Bristol-Myers Squibb R&D, Wallingford, CT 06492, USA



Daclatasvir (DCV) is a pan-genotypic non-structural protein 5A (NS5A) inhibitor that is approved for treatment of hepatitis C virus (HCV) genotype (GT)1 and GT3 in the USA and GT1, GT3 and GT4 in Europe. We set out to examine the impact of daclatasvir-based regimens on the sustained virologic response (SVR) in patients with GT2 infection with respect to GT2 subtype and NS5A polymorphisms at amino acid positions associated with daclatasvir resistance.


Analyses were performed on 283 GT2 NS5A sequences from five daclatasvir regimen-based clinical trials ( NCT-01257204, NCT-01359644, NCT-02032875, NCT-02032888 and NCT-01616524) and 143 NS5A sequences from the Los Alamos HCV database. Susceptibility analyses of substitutions at amino acid positions associated with daclatasvir resistance and patient-derived NS5A sequences were performed using an in vitro HCV replication assay.
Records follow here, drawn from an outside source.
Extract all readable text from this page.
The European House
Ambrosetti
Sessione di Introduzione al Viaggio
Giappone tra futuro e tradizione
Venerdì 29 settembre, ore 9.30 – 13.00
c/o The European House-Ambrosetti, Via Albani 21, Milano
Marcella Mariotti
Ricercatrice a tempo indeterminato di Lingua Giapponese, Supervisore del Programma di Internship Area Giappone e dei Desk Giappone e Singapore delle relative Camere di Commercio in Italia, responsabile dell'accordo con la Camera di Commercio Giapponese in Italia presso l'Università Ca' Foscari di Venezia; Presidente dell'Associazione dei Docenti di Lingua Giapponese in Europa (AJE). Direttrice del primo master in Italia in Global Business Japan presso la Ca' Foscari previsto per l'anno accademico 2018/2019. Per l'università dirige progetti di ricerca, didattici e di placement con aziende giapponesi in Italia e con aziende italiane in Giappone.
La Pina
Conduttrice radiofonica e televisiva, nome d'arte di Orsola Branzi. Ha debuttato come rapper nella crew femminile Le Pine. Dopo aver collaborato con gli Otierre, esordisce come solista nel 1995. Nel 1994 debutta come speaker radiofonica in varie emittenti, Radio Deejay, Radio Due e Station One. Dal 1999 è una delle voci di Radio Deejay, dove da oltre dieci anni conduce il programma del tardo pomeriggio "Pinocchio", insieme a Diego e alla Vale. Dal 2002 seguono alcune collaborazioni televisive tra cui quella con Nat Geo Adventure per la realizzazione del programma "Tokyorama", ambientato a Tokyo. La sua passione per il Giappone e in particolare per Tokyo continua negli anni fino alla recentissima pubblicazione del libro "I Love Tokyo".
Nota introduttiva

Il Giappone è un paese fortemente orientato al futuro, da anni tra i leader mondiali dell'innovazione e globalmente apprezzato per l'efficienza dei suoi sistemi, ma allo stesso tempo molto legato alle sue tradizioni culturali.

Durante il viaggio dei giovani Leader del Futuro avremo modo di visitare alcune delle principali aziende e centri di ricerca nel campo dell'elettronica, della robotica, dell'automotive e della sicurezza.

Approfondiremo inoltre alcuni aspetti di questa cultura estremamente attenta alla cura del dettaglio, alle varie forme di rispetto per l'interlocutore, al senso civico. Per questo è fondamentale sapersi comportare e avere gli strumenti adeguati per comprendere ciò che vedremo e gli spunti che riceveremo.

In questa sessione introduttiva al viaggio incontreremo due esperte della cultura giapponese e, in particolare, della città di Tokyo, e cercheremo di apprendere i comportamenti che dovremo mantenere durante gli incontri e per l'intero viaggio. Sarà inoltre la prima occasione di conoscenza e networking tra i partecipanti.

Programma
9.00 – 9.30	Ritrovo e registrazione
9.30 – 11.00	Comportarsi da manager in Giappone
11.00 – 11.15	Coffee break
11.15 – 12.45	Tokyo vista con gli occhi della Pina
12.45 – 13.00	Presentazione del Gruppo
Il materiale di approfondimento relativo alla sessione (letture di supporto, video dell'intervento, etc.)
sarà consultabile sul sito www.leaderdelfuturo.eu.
Of 13 GT2 subtypes identified from 426 NS5A sequences, the most prevalent were GT2a (32%), GT2b (48%) and GT2c (10%). The most prevalent NS5A polymorphism was L31M (GT2a = 88%; GT2b = 59%; GT2c = 10%). Substitutions identified in 96% of GT2 NS5A sequences exhibited daclatasvir EC50 values ranging from 0.005 to 20 nM when tested in vitro. A similar range in daclatasvir EC50 values was observed for 16 diverse GT2 patient-derived NS5A sequences (EC50 = 0.005-60 nM). Depending on the daclatasvir-based regimen studied (daclatasvir/interferon-based or daclatasvir/sofosbuvir-based), SVR rates ranged from 90% to 100% in GT2 patients with the most prevalent baseline NS5A-L31M polymorphism, compared with from 96% to 100% without this polymorphism.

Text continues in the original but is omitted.